Sete poemas sobre um
pássaro que nos intriga sobre a sua natureza, representado como algo definitivo
e transcendental, em presumível conexão com o eterno, cuja escolha se mostra
orgânica e passiva, como se o ato de o buscar fosse inecessário, pois que o
próprio pássaro decide quando manifestar-se, levando-nos a associá-lo àquelas
coisas que se nos revelam no adequado momento, sem necessidade de as forçarmos.
Estamos simbioticamente
entrelaçados com a natureza, e nossas ações sobre o mundo ao redor influenciam
constantemente o entorno, transformando-o e modificando-o, tanto quanto a
nós mesmos, expostos que estamos à inevitabilidade do sofrimento, à ruptura, à
dor – reveses que nos sangram e nos deixam marcas indeléveis.

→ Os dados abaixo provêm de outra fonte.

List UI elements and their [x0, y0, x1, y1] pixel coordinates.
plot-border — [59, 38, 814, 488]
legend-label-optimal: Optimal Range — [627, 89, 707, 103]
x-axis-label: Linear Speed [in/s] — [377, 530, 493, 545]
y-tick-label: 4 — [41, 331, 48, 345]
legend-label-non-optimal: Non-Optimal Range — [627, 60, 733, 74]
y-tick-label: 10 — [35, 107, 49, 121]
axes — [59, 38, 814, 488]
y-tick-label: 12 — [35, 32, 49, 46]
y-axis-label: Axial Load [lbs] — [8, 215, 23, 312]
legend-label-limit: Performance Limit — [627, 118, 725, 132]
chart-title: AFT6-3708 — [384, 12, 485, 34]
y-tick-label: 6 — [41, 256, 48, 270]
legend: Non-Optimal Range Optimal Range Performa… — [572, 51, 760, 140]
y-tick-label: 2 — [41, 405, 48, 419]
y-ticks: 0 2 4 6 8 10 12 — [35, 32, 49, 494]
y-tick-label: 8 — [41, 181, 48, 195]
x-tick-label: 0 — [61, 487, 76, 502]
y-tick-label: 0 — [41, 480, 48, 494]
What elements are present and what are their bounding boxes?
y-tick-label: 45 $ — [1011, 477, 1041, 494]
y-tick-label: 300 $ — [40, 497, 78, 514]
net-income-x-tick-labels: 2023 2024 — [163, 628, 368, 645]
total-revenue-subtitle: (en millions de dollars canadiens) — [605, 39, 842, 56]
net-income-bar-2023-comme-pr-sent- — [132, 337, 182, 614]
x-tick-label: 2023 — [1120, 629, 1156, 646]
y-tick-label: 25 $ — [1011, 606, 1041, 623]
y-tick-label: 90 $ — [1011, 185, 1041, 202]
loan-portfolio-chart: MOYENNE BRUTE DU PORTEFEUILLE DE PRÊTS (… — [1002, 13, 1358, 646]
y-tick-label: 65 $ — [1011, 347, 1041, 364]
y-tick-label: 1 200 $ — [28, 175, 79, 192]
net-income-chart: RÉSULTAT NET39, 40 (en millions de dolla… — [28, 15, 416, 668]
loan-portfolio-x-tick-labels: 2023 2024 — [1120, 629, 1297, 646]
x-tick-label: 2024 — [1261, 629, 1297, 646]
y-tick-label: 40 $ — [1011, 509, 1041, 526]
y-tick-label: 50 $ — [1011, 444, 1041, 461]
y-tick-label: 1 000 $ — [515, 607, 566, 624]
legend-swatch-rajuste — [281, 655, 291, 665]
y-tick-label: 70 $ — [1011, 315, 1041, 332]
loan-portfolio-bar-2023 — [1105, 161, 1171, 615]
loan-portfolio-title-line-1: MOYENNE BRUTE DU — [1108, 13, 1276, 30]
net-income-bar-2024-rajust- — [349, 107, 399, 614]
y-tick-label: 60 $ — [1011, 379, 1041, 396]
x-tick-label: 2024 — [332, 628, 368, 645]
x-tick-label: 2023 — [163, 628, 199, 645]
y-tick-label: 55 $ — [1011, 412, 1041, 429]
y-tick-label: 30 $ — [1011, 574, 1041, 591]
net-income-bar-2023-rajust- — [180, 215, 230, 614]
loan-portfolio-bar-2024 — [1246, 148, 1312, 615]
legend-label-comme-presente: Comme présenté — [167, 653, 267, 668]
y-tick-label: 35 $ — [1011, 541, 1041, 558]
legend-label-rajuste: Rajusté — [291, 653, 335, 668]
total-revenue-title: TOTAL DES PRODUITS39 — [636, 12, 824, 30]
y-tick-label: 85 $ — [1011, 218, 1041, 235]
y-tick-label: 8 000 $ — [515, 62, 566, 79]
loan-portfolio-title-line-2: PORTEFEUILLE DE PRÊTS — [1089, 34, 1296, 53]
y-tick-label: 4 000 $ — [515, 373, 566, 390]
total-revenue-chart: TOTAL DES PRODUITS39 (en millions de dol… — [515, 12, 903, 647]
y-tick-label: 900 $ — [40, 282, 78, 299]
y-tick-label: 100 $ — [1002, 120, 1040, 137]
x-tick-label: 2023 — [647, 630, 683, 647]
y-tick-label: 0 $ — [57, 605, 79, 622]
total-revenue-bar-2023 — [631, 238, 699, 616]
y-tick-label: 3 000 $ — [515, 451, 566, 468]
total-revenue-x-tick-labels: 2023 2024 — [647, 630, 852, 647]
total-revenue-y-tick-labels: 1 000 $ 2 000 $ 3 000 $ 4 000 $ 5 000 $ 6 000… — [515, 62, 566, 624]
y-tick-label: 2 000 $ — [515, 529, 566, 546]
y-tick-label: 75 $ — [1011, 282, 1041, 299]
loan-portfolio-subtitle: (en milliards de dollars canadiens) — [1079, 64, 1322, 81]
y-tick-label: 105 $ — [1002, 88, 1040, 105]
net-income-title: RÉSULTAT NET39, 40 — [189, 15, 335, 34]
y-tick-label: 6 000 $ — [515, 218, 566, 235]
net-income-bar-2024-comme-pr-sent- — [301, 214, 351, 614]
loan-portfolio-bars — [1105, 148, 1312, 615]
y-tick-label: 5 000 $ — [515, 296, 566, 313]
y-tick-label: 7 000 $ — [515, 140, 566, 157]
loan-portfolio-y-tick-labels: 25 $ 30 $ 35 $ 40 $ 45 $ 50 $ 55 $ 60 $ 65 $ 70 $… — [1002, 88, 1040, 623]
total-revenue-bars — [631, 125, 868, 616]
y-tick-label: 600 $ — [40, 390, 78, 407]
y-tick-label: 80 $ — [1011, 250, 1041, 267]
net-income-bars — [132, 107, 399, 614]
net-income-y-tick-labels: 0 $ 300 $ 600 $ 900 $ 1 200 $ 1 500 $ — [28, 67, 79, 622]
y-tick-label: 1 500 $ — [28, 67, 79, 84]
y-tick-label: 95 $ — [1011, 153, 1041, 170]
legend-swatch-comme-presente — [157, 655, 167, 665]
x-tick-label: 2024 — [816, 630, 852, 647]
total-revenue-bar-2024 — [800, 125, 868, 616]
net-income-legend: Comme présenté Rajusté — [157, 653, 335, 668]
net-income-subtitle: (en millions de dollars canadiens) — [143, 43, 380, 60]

Nossas percepções e traquejos
modelam a compreensão da realidade, e certos momentos ou elementos podem
mudar nossa perspectiva de modo cabal, a exemplo da experiência que temos da
beleza, permeada pelo sublime, ainda que ignoremos seus aspectos mais complexos
e, até mesmo, contraditórios ou obscuros.
A imagem de um voo
profundo, suscitada pela poetisa, evoca a ideia de elevação e de expansão da
consciência, com o fito de integrar-se à plenitude de tudo quanto existe – na
natureza ou em nossa mente: nessa teia de significados e de sensações, estamos
nós imersos, procurando desvendá-los em cada ciclo de nossas limitadas existências.
J.A.R. – H.C.
Orides Fontela
(1940-1998)
Sete poemas do
pássaro
I
O pássaro é
definitivo
por isso não o
procuremos:
ele nos elegerá.
II
Se for esta a hora do
pássaro
abre-te e saberás
o instante eterno.
III
Nunca será mais a
mesma
nossa atmosfera
pois sustentamos o voo
que nos sustenta.
IV
O pássaro é lúcido
e nos retalha.
Sangramos. Nunca
haverá
cicatrização possível
para este rumo.
V
Este pássaro é reto;
arquiteta o real e é
o real mesmo.
VI
Nunca saberemos
tanta pureza:
pássaro devorando-nos
enquanto o cantamos.
VII
Na luz do voo
profundo
existiremos neste
pássaro:
ele nos vive.
Em: “Helianto” (1973)
Voo de pássaros
(Alla Volkova:
pintora letã)
Referência:
FONTELA, Orides. Sete poemas do pássaro. In: __________. Poemas escolhidos. Organizado por Rodrigo Jorge Ribeiro Neves. 1. ed. São Paulo, SP: Nexus Produções Artísticas, 2022. p. 55-56.